Gerets’ nabesprekingen doen de spelers sidderen en beven, maar ze raken eraan gewend dat ze één na één eerst compleet onder de grond worden gestopt en vervolgens weer omhoog getrokken. Serneels: ‘Hij bracht ons zelfkritiek bij, maar ook zelfvertrouwen.’ Van Meir: ‘De coach had een vaste volgorde: hij begon altijd met Menzo, dan kwam ik en als laatste was Karel Snoeckx aan de beurt. Die hoopte altijd dat de trainer uitgeraasd was wanneer hij bij hem belandde. Tot Gerets op een dag de volgorde omkeerde en met Snoeckx begon… Die wist niet wat hem overkwam!’

Ambiorix

In de voorbereiding lijkt het fout te lopen wanneer mister 50 procent van de ploeg, de Noor Kjetil Rekdal, op de terugweg van de match in Karlsruhe op de spelersbus zegt: ‘Ik ben hier weg.’ Serneels weet meteen hoe laat het is. Hij kent Kjetil: ‘Als die dat zei, méénde hij dat.’ De Ceulaer had die zomer al een razende Rekdal aan de lijn gehad, die naar Rennes wilde, woedend de telefoon op de haak gooide, maar uiteindelijk toch weer op training verscheen. De Ceulaer: ‘Het eerste jaar van Rekdal bij ons was een ramp. Van Laer schamperde: wat heb je nu weer gehaald? Achteraf bleek Kjetil klierkoorts te hebben. Het was een topvoetballer, maar ook iemand die te veel opeiste. Hij was de baas. Allemaal gaven ze meteen de bal aan Kjetil. Toen hij weg was, zijn er een aantal open gebloeid zoals we dat niet verwachtten. Dat is een goeie les voor mij geweest: je moet niet altijd je beste voetballer willen houden. Het is niet altijd slecht als je een speler die té aanwezig is, laat gaan.’ Van Meir: ‘Kjetils vertrek werkte bevrijdend voor een aantal spelers. Met hem erbij waren we waarschijnlijk geen kampioen geworden. Zonder Gerets ook niet.’

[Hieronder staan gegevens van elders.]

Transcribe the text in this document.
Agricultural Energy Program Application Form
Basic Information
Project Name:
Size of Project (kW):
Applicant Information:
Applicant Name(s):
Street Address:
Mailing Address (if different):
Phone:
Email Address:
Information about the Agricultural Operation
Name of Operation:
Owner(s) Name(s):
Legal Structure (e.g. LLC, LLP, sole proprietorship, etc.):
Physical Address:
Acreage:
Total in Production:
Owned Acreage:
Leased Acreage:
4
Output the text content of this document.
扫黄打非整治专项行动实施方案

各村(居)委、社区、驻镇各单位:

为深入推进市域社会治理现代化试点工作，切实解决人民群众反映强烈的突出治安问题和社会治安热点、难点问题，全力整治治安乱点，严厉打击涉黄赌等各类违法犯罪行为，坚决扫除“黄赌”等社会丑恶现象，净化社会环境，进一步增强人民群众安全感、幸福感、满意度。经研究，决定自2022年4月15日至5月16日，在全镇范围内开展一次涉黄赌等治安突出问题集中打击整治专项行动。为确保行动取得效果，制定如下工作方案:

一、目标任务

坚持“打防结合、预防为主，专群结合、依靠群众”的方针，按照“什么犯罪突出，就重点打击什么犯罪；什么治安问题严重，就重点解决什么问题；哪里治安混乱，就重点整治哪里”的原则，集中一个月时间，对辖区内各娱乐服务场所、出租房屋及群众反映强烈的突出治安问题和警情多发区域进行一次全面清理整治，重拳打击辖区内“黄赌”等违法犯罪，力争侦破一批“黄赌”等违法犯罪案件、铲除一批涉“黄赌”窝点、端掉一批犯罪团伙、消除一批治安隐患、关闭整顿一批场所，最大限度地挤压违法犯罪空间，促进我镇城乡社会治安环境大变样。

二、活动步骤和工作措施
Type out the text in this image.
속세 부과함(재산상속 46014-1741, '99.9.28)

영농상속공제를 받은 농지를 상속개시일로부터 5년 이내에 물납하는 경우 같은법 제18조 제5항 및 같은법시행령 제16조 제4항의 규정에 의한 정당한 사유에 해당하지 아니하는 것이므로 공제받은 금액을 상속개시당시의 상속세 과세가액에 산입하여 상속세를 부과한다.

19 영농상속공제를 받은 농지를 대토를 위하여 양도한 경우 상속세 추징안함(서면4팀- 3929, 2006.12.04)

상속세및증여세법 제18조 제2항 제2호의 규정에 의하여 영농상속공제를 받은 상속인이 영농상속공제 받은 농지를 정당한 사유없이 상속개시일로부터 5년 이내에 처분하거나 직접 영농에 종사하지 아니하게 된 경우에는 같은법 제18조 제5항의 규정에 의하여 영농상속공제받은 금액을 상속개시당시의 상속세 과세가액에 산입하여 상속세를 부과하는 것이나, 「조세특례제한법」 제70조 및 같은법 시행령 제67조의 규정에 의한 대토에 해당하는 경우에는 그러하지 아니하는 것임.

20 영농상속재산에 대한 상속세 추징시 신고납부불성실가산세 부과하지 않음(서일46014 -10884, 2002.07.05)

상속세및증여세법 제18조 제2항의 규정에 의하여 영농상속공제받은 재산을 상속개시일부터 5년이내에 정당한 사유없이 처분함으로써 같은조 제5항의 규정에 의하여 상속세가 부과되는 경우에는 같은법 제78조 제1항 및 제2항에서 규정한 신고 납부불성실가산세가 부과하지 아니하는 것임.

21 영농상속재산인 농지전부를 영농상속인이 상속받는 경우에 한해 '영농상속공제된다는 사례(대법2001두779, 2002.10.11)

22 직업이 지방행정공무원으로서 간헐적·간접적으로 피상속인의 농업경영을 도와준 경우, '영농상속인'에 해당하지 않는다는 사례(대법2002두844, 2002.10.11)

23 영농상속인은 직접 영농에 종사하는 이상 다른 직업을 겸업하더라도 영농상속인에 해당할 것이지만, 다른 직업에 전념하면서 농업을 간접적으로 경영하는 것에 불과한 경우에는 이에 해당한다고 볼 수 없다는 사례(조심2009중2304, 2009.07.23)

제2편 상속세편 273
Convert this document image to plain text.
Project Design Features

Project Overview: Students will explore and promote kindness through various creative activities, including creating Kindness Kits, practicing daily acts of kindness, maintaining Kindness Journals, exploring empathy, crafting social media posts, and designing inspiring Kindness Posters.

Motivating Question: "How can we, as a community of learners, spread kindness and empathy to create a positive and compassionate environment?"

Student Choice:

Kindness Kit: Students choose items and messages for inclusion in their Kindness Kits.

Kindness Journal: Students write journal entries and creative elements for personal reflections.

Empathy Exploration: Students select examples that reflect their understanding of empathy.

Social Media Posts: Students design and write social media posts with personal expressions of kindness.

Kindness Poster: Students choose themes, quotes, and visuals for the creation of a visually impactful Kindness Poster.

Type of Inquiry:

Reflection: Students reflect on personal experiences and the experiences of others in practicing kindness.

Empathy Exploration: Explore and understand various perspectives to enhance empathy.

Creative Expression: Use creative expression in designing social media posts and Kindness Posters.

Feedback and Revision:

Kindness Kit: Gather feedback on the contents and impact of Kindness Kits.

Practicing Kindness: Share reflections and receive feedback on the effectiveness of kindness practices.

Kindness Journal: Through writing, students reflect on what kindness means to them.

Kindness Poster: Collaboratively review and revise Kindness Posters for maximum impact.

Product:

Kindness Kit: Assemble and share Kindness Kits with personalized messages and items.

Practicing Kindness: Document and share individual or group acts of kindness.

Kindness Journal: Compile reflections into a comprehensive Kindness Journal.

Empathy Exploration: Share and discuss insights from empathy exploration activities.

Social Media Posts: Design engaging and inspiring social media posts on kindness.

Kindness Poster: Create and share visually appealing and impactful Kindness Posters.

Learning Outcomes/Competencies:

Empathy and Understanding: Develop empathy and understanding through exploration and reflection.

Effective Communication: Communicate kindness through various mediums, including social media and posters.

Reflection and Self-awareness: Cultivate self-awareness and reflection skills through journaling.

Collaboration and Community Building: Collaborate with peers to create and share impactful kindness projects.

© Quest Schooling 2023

Lierse start de competitie aarzelend, met vijf gelijke spelen in de eerste zeven matchen. Zijn thuiswedstrijden werkt het af voor 6000 of 7000 man, tenzij KV Mechelen of de topploegen op bezoek komen.

Op het veld start Gerets met een 3-5-2 die soms overgaat in een 3-4-3. Wanneer Ives Serneels jaren later op de trainersschool zijn eindwerk over dat systeem verdedigt, vragen de docenten, gewend aan 4-3-3, waar hij mee bezig is. Serneels repliceert droog: ‘We zijn met dat systeem wel Belgisch kampioen geworden.’

De belangrijkste factor voor het Lierse succes vindt Van Meir de groepsvorming. Bijna elke week trekt het grootste deel van de selectie naar Leuven, naar café Ambiorix op de Oude Markt. ‘Aan de toog leer je elkaar echt kennen. Automatismen op het veld volstaan niet. Pas als je iemand graag hebt, doe je alles voor hem. Er waren er een paar die niet meegingen. Erik was razend op hen.’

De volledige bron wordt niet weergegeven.